The end of apartheid dismantled that legal system, but after years of race-based processes, black men still find it hard to climb the ranks, and black women find it even harder.
But why rape? “What is one of the most humiliating things you can do to someone?” Shenna Swemmer, a researcher for the Centre for Applied Legal Studies at the University of the Witwatersrand, answered the question with a question. “You think of the worst things you could do to someone…gang raping them, those types of things are the most terrible things you can do. You have this hatred — hatred to women, hatred to others, hatred to minorities — seems like a perfect way to degrade someone.”
It stems from powerlessness. “During apartheid era, our police and security didn’t see black women’s bodies as rape-able bodies, so it wasn’t a big deal if a black woman was raped,” Swemmer said. “Our country specifically, we have a very terrible history that has never been dealt with. We just sort of got told, ‘This is the new South Africa, you guys will carry on now and forget.’”
It’s not any safer in schools. “If you’re in a public school, and you’re a woman, you’re very likely to be raped,” she said. “Women, girl children, any kind of gender minority are not safe in any space in our country.”
Swemmer says what the country needs is to be educated. “We can deal with what’s happening at the moment — we have to deal with it,” Swemmer said. “But we have to now start creating places where people aren’t discriminatory in the same way.”
Nokuthula Mofokeng, a woman who went through school before Life Orientation, said she didn’t talk about sex growing up. “You can’t talk about sex. We’re blacks…you don’t learn. You find yourself, there, having sex. Next thing you’re pregnant and you’re like, ‘Oops.’ And only then when you go to the hospital you find out you shouldn’t have sex with boys without a condom,” Mofokeng, 34, said. “You’re already in a situation and you’re like, ‘Oh, that’s what happens. This [guy] came inside of me and now I’m pregnant.’”
Her partner, Kgomotso Maloka, 37, had a different experience. Her mom hosted a period party where a social worker held private conversations with her and her friends about sex and how to avoid infections and pregnancy — a very uncommon notion during that time.
Combining their different experiences, Maloka and Mofokeng are raising their 13-year-old son with open and honest conversations. “He’s at the age where he’s frickin’ masturbating and I’m like, ‘What am I supposed to say?’ He’s watching porn and I’m like, ‘You’re watching porn?!’” Mofokeng said.

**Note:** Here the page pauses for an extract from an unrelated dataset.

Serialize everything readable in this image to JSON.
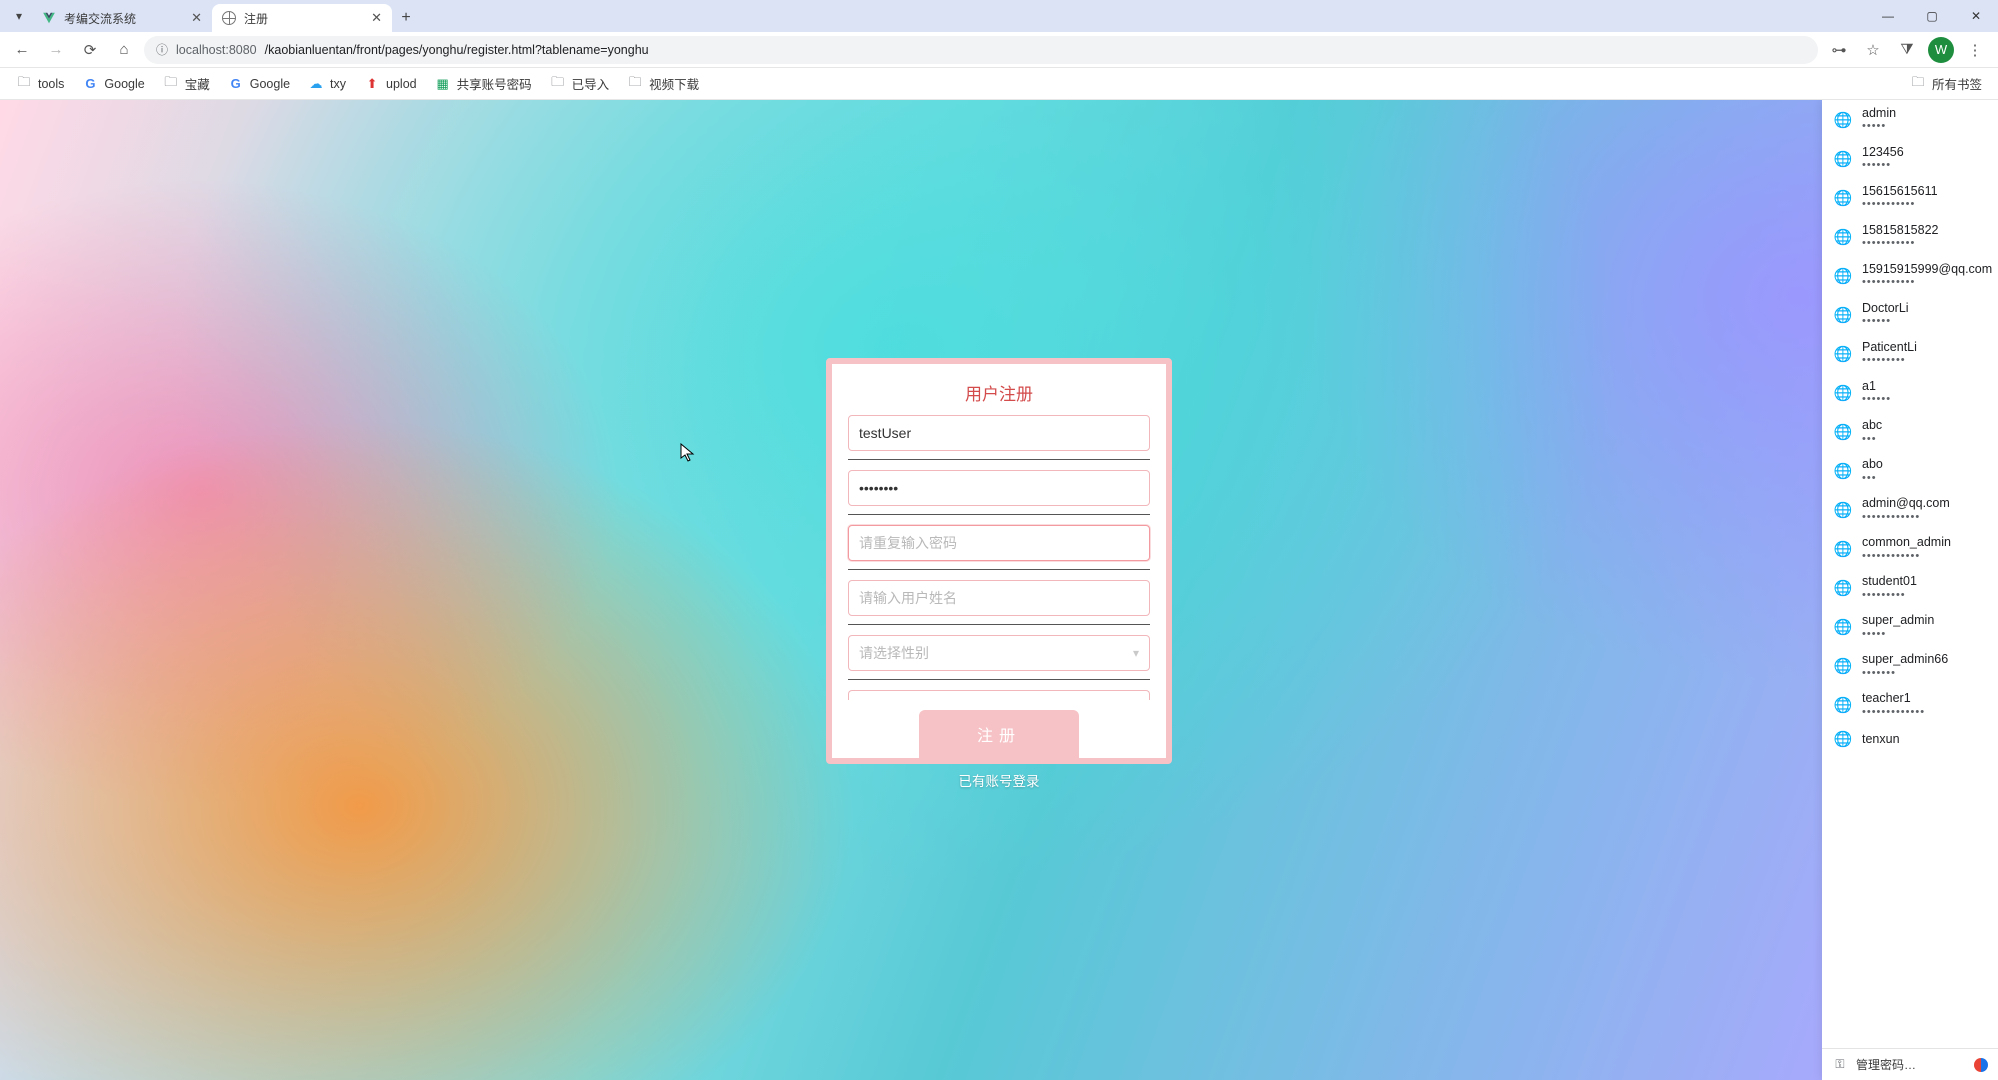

Their son also has a girlfriend, and Maloka and Mofokeng treat her with the same bluntness. “I had a conversation with both of them. ‘You have boobs, you have a period. He’s got sperm. So if you guys, when you go on your park dates, and you take off your underwear, and he takes his thing and puts it inside of you: baby,’” Mofokeng said. “I’m not looking after a father.”
Access to porn is also different. “They’re exposed to a lot more than we were. So if you had to find a porn magazine, you had to find it somewhere. They can just log on and there you go,” Maloka said.
Life Orientation is a good thing, they said, resulting in greater contraceptive access and fewer preteen pregnancies for young relatives in their families.
The date is still to be determined when teacher training is implemented in every province, but they’re testing it in areas where violence and diseases are real problems, and their goal is to make a lasting impact, said Elijah with the Department of Basic Education. “Everything that we talk about comes from respect and consent as being the basic concepts that we want [the students] to internalize,” Mhlanga said. “We want each and every one of the learners to understand and carry that concept with them and practice it in all aspects of life.”